有人可以向我解释这个 leetcode 字符串操作问题吗？

Question

I just started doing some leetcode questions, and quite not sure why in this problem, we considering a case when 2 words are equal. This is a problem statement:

Given two strings A and B of lowercase letters, return true if you can swap two letters in A so the result is equal to B, otherwise, return false.

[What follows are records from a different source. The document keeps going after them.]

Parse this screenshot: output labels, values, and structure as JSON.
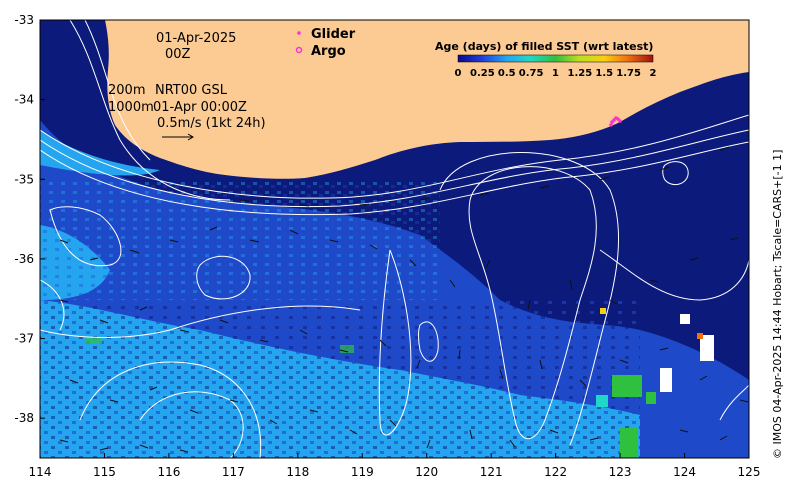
{
  "map": {
    "date_line1": "01-Apr-2025",
    "date_line2": "00Z",
    "depth_line1": "200m",
    "depth_line2": "1000m",
    "product_line1": "NRT00 GSL",
    "product_line2": "01-Apr 00:00Z",
    "current_scale": "0.5m/s (1kt 24h)",
    "credit": "© IMOS 04-Apr-2025 14:44 Hobart; Tscale=CARS+[-1 1]",
    "x_range": [
      114,
      125
    ],
    "y_range": [
      -38.5,
      -33
    ],
    "x_ticks": [
      "114",
      "115",
      "116",
      "117",
      "118",
      "119",
      "120",
      "121",
      "122",
      "123",
      "124",
      "125"
    ],
    "y_ticks": [
      "-33",
      "-34",
      "-35",
      "-36",
      "-37",
      "-38"
    ],
    "colors": {
      "land": "#fccb93",
      "ocean_deep": "#0c1a7c",
      "ocean_mid": "#1e49c8",
      "ocean_light": "#25a5f0",
      "contour": "#ffffff",
      "glider": "#ff30d0",
      "argo": "#ff30d0"
    }
  },
  "legend": {
    "glider_label": "Glider",
    "argo_label": "Argo",
    "glider_icon": "dot-marker-icon",
    "argo_icon": "circle-marker-icon"
  },
  "colorbar": {
    "title": "Age (days) of filled SST (wrt latest)",
    "ticks": [
      "0",
      "0.25",
      "0.5",
      "0.75",
      "1",
      "1.25",
      "1.5",
      "1.75",
      "2"
    ],
    "range": [
      0,
      2
    ]
  }
}
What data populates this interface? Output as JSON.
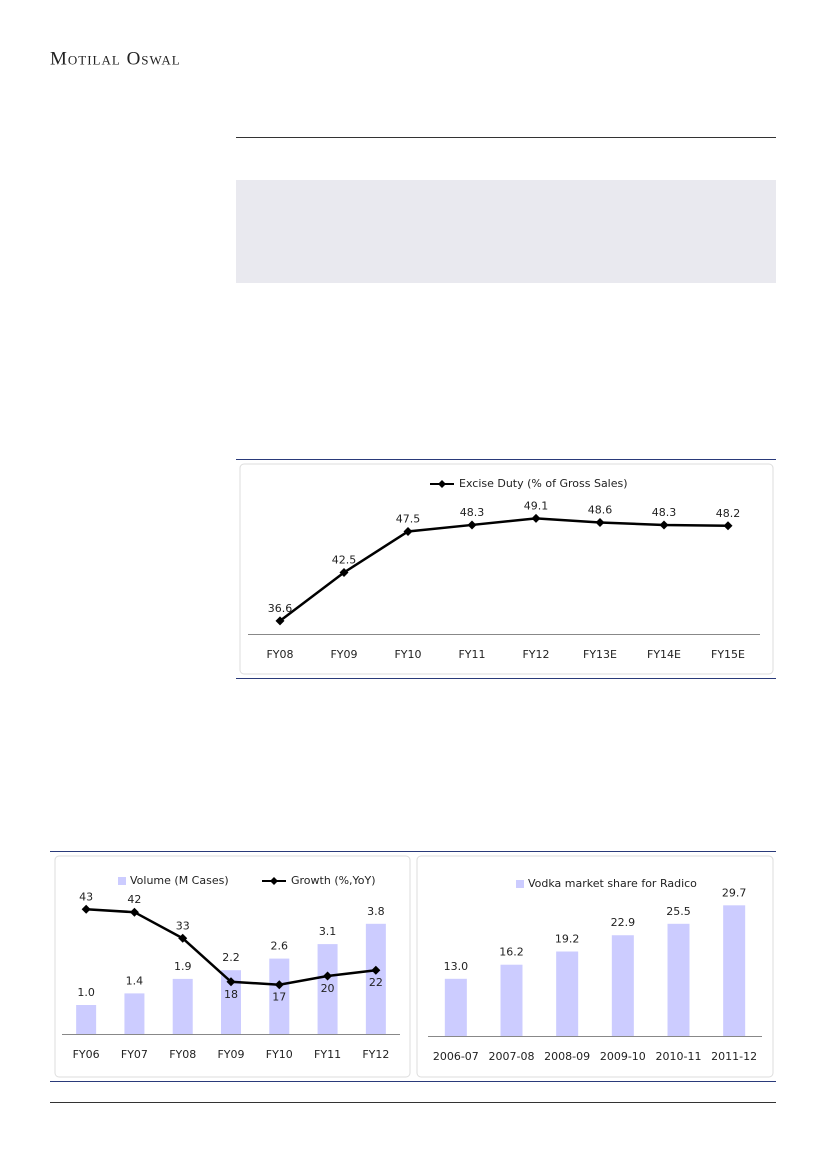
{
  "header": {
    "brand": "Motilal Oswal"
  },
  "chart_data": [
    {
      "type": "line",
      "categories": [
        "FY08",
        "FY09",
        "FY10",
        "FY11",
        "FY12",
        "FY13E",
        "FY14E",
        "FY15E"
      ],
      "series": [
        {
          "name": "Excise Duty (% of Gross Sales)",
          "color": "#000000",
          "values": [
            36.6,
            42.5,
            47.5,
            48.3,
            49.1,
            48.6,
            48.3,
            48.2
          ]
        }
      ],
      "ylim": [
        35,
        55
      ]
    },
    {
      "type": "bar-line",
      "categories": [
        "FY06",
        "FY07",
        "FY08",
        "FY09",
        "FY10",
        "FY11",
        "FY12"
      ],
      "series": [
        {
          "name": "Volume (M Cases)",
          "color": "#ccccff",
          "values": [
            1.0,
            1.4,
            1.9,
            2.2,
            2.6,
            3.1,
            3.8
          ],
          "value_labels": [
            "1.0",
            "1.4",
            "1.9",
            "2.2",
            "2.6",
            "3.1",
            "3.8"
          ]
        },
        {
          "name": "Growth (%,YoY)",
          "color": "#000000",
          "axis": "y2",
          "values": [
            43,
            42,
            33,
            18,
            17,
            20,
            22
          ]
        }
      ],
      "ylim": [
        0,
        6
      ],
      "y2lim": [
        0,
        60
      ]
    },
    {
      "type": "bar",
      "categories": [
        "2006-07",
        "2007-08",
        "2008-09",
        "2009-10",
        "2010-11",
        "2011-12"
      ],
      "series": [
        {
          "name": "Vodka market share for Radico",
          "color": "#ccccff",
          "values": [
            13.0,
            16.2,
            19.2,
            22.9,
            25.5,
            29.7
          ],
          "value_labels": [
            "13.0",
            "16.2",
            "19.2",
            "22.9",
            "25.5",
            "29.7"
          ]
        }
      ],
      "ylim": [
        0,
        40
      ]
    }
  ]
}
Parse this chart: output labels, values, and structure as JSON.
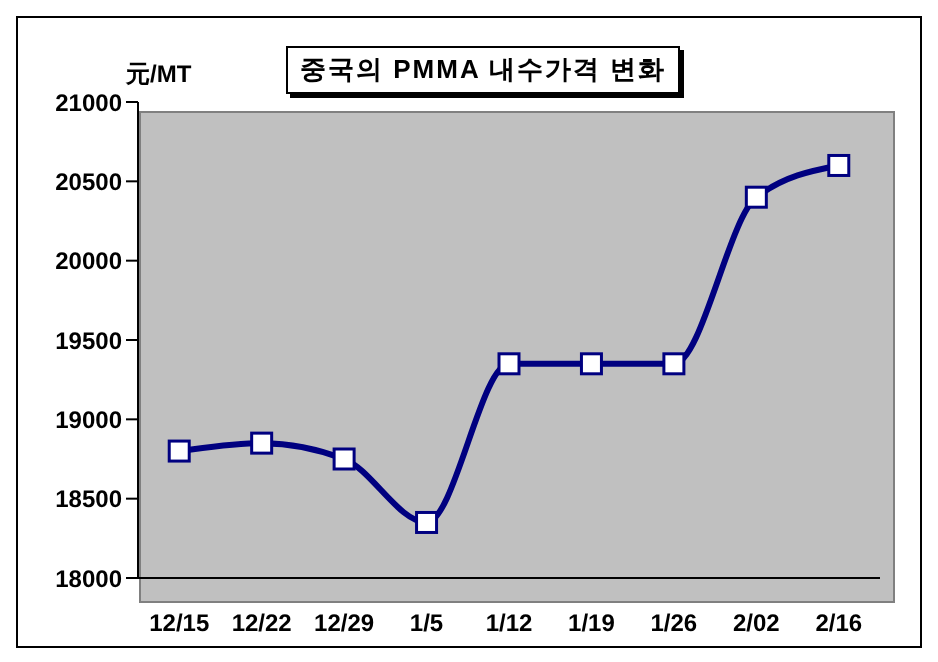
{
  "chart_data": {
    "type": "line",
    "title": "중국의 PMMA 내수가격 변화",
    "ylabel": "元/MT",
    "categories": [
      "12/15",
      "12/22",
      "12/29",
      "1/5",
      "1/12",
      "1/19",
      "1/26",
      "2/02",
      "2/16"
    ],
    "series": [
      {
        "color": "#000080",
        "values": [
          18800,
          18850,
          18750,
          18350,
          19350,
          19350,
          19350,
          20400,
          20600
        ]
      }
    ],
    "ylim": [
      18000,
      21000
    ],
    "yticks": [
      18000,
      18500,
      19000,
      19500,
      20000,
      20500,
      21000
    ],
    "grid": false,
    "legend": false,
    "marker": "square",
    "line_style": "solid"
  }
}
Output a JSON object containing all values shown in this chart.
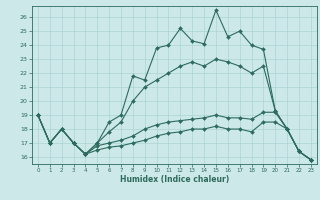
{
  "title": "",
  "xlabel": "Humidex (Indice chaleur)",
  "bg_color": "#cce8e8",
  "grid_color": "#aad4d4",
  "line_color": "#2d6b5e",
  "xlim": [
    -0.5,
    23.5
  ],
  "ylim": [
    15.5,
    26.8
  ],
  "xticks": [
    0,
    1,
    2,
    3,
    4,
    5,
    6,
    7,
    8,
    9,
    10,
    11,
    12,
    13,
    14,
    15,
    16,
    17,
    18,
    19,
    20,
    21,
    22,
    23
  ],
  "yticks": [
    16,
    17,
    18,
    19,
    20,
    21,
    22,
    23,
    24,
    25,
    26
  ],
  "line1_x": [
    0,
    1,
    2,
    3,
    4,
    5,
    6,
    7,
    8,
    9,
    10,
    11,
    12,
    13,
    14,
    15,
    16,
    17,
    18,
    19,
    20,
    21,
    22,
    23
  ],
  "line1_y": [
    19,
    17,
    18,
    17,
    16.2,
    17,
    18.5,
    19.0,
    21.8,
    21.5,
    23.8,
    24.0,
    25.2,
    24.3,
    24.1,
    26.5,
    24.6,
    25.0,
    24.0,
    23.7,
    19.3,
    18.0,
    16.4,
    15.8
  ],
  "line2_x": [
    0,
    1,
    2,
    3,
    4,
    5,
    6,
    7,
    8,
    9,
    10,
    11,
    12,
    13,
    14,
    15,
    16,
    17,
    18,
    19,
    20,
    21,
    22,
    23
  ],
  "line2_y": [
    19,
    17,
    18,
    17,
    16.2,
    16.8,
    17.0,
    17.2,
    17.5,
    18.0,
    18.3,
    18.5,
    18.6,
    18.7,
    18.8,
    19.0,
    18.8,
    18.8,
    18.7,
    19.2,
    19.2,
    18.0,
    16.4,
    15.8
  ],
  "line3_x": [
    0,
    1,
    2,
    3,
    4,
    5,
    6,
    7,
    8,
    9,
    10,
    11,
    12,
    13,
    14,
    15,
    16,
    17,
    18,
    19,
    20,
    21,
    22,
    23
  ],
  "line3_y": [
    19,
    17,
    18,
    17,
    16.2,
    16.5,
    16.7,
    16.8,
    17.0,
    17.2,
    17.5,
    17.7,
    17.8,
    18.0,
    18.0,
    18.2,
    18.0,
    18.0,
    17.8,
    18.5,
    18.5,
    18.0,
    16.4,
    15.8
  ],
  "line4_x": [
    0,
    1,
    2,
    3,
    4,
    5,
    6,
    7,
    8,
    9,
    10,
    11,
    12,
    13,
    14,
    15,
    16,
    17,
    18,
    19,
    20,
    21,
    22,
    23
  ],
  "line4_y": [
    19,
    17,
    18,
    17,
    16.2,
    17,
    17.8,
    18.5,
    20.0,
    21.0,
    21.5,
    22.0,
    22.5,
    22.8,
    22.5,
    23.0,
    22.8,
    22.5,
    22.0,
    22.5,
    19.3,
    18.0,
    16.4,
    15.8
  ]
}
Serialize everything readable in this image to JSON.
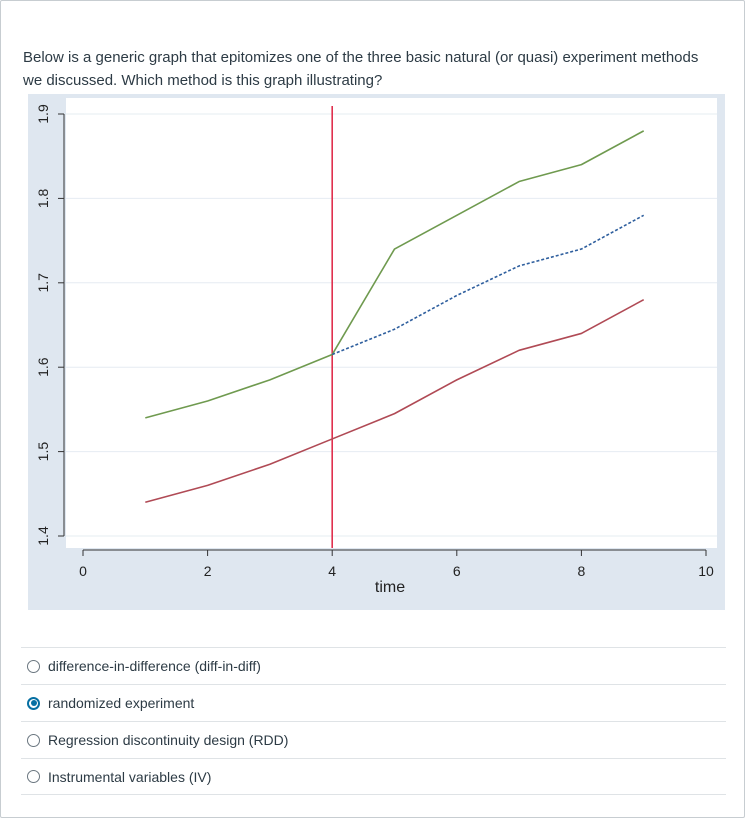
{
  "question": {
    "text": "Below is a generic graph that epitomizes one of the three basic natural (or quasi) experiment methods we discussed. Which method is this graph illustrating?"
  },
  "answers": [
    {
      "label": "difference-in-difference (diff-in-diff)",
      "selected": false
    },
    {
      "label": "randomized experiment",
      "selected": true
    },
    {
      "label": "Regression discontinuity design (RDD)",
      "selected": false
    },
    {
      "label": "Instrumental variables (IV)",
      "selected": false
    }
  ],
  "colors": {
    "green": "#6f9a4f",
    "red": "#b04a55",
    "dashed": "#2f5f9e",
    "vline": "#e0304e",
    "selected": "#0770a3"
  },
  "chart_data": {
    "type": "line",
    "xlabel": "time",
    "ylabel": "",
    "xlim": [
      0,
      10
    ],
    "ylim": [
      1.4,
      1.9
    ],
    "xticks": [
      0,
      2,
      4,
      6,
      8,
      10
    ],
    "yticks": [
      1.4,
      1.5,
      1.6,
      1.7,
      1.8,
      1.9
    ],
    "vline_x": 4,
    "grid": true,
    "series": [
      {
        "color": "#6f9a4f",
        "style": "solid",
        "x": [
          1,
          2,
          3,
          4,
          5,
          6,
          7,
          8,
          9
        ],
        "y": [
          1.54,
          1.56,
          1.585,
          1.615,
          1.74,
          1.78,
          1.82,
          1.84,
          1.88
        ]
      },
      {
        "color": "#2f5f9e",
        "style": "dashed",
        "x": [
          4,
          5,
          6,
          7,
          8,
          9
        ],
        "y": [
          1.615,
          1.645,
          1.685,
          1.72,
          1.74,
          1.78
        ]
      },
      {
        "color": "#b04a55",
        "style": "solid",
        "x": [
          1,
          2,
          3,
          4,
          5,
          6,
          7,
          8,
          9
        ],
        "y": [
          1.44,
          1.46,
          1.485,
          1.515,
          1.545,
          1.585,
          1.62,
          1.64,
          1.68
        ]
      }
    ]
  }
}
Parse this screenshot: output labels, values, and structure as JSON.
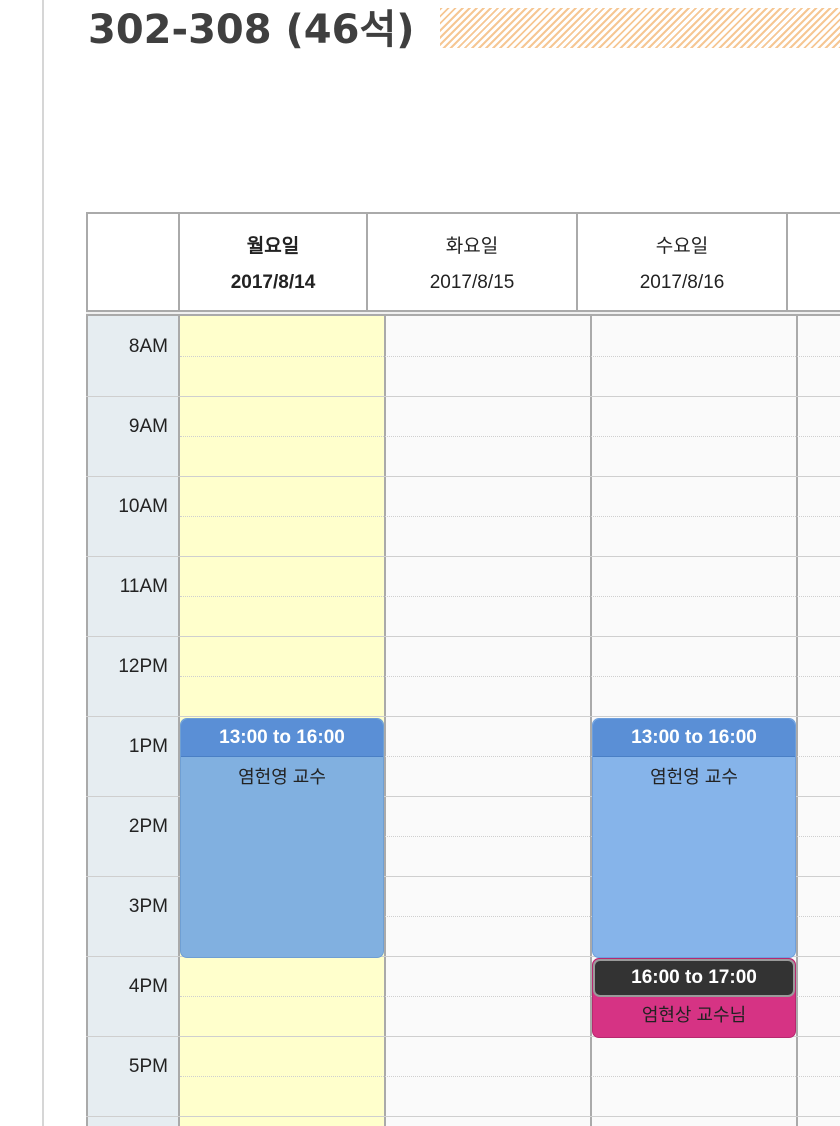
{
  "page": {
    "room_title": "302-308 (46석)"
  },
  "calendar": {
    "days": [
      {
        "name": "월요일",
        "date": "2017/8/14",
        "today": true
      },
      {
        "name": "화요일",
        "date": "2017/8/15",
        "today": false
      },
      {
        "name": "수요일",
        "date": "2017/8/16",
        "today": false
      }
    ],
    "time_slots": [
      "8AM",
      "9AM",
      "10AM",
      "11AM",
      "12PM",
      "1PM",
      "2PM",
      "3PM",
      "4PM",
      "5PM"
    ],
    "events": [
      {
        "day": "월요일",
        "time": "13:00 to 16:00",
        "title": "염헌영 교수"
      },
      {
        "day": "수요일",
        "time": "13:00 to 16:00",
        "title": "염헌영 교수"
      },
      {
        "day": "수요일",
        "time": "16:00 to 17:00",
        "title": "엄현상 교수님"
      }
    ]
  },
  "colors": {
    "today_column": "#ffffcc",
    "time_axis": "#e6edf1",
    "event_blue": "#81b0e0",
    "event_header_blue": "#5a8fd6",
    "event_pink": "#d63384",
    "event_header_dark": "#333333",
    "title_text": "#3f3f3f",
    "title_stripe": "#f6c794"
  }
}
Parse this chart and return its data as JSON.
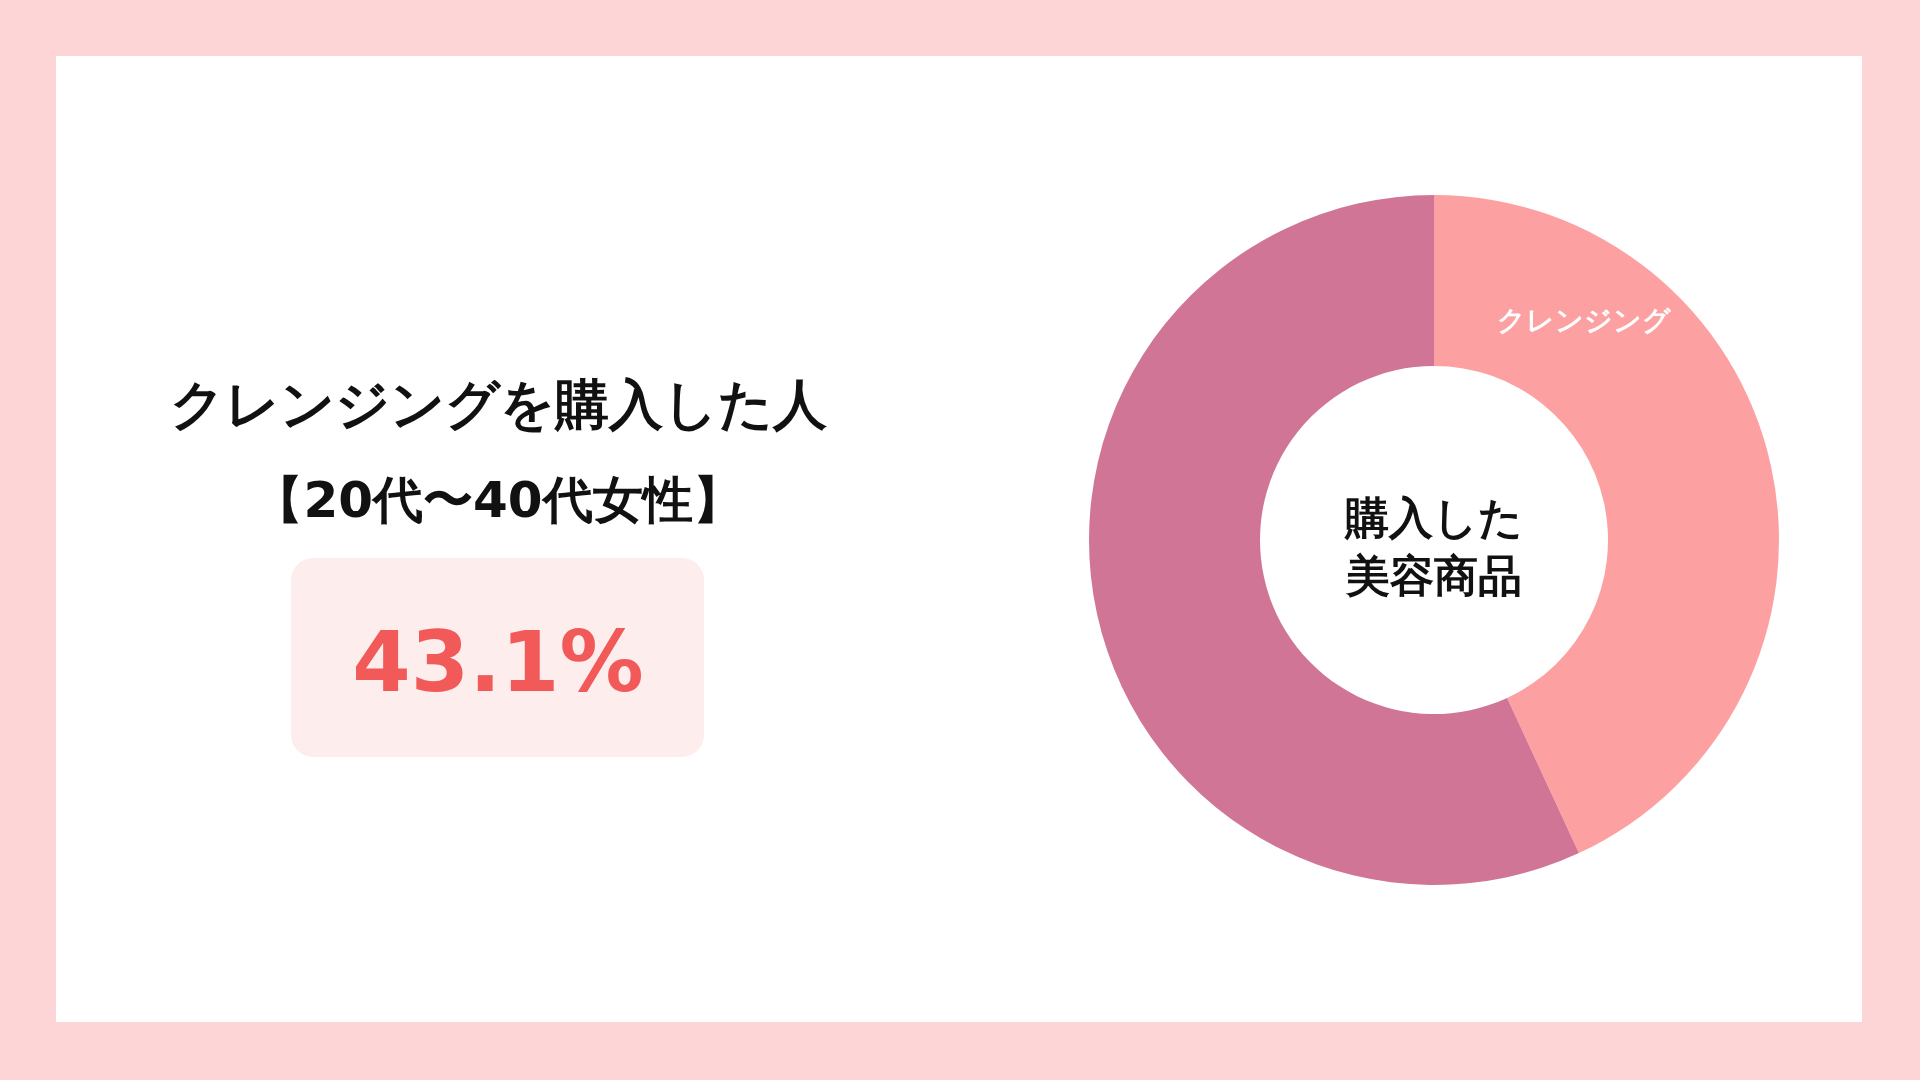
{
  "chart_data": {
    "type": "donut",
    "title": "クレンジングを購入した人",
    "subtitle": "【20代〜40代女性】",
    "categories": [
      "クレンジング",
      null
    ],
    "values": [
      43.1,
      56.9
    ],
    "colors": [
      "#fda0a2",
      "#d07595"
    ],
    "annotations": [
      "購入した美容商品",
      "43.1%"
    ]
  }
}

Swapping letters is defined as taking two indices i and j (0-indexed) such that i != j and swapping the characters at A[i] and A[j]. For example, swapping at indices 0 and 2 in "abcd" results in "cbad" And this is a solution

def buddyStrings(self, A, B):
        if len(A) != len(B): return False
        if A == B and len(set(A)) < len(A): return True
        dif = [(a, b) for a, b in zip(A, B) if a != b]
        return len(dif) == 2 and dif[0] == dif[1][::-1]

I cant why we consider second if condition and how this list comprehension workd in 3 if. I will appreciate any help.

Answer 1

Here are the checks:

def buddyStrings(self, A, B):
    if len(A) != len(B): return False  # can't be true if lengths not equal
    if A == B and len(set(A)) < len(A): return True  # if same letter appears twice in word
    dif = [(a, b) for a, b in zip(A, B) if a != b]  # get letters that don't match
    return len(dif) == 2 and dif[0] == dif[1][::-1]  # if mismatch length is 2 and mismatch of first letter is reverse of mismatch of second letter

Answer 2

 dif = [(a, b) for a, b in zip(A, B) if a != b]

it finds all charachters that are not equal to each other in the same position. for ABCDE and FGCDE

dif = [('A','F'), ('B','G')]

Answer 3

I guess maybe this would be a bit simplified version:

class Solution:
    def buddyStrings(self, A, B):
        if len(A) != len(B):
            return False
        if A == B and len(set(A)) < len(A):
            return True
        diff = []
        for i in list(zip(A, B)):
            if i[0] != i[1]:
                diff.append(i)
        return len(diff) == 2 and diff[0] == diff[1][::-1]

• for i in list(zip(A, B)) means for a pair in A and B.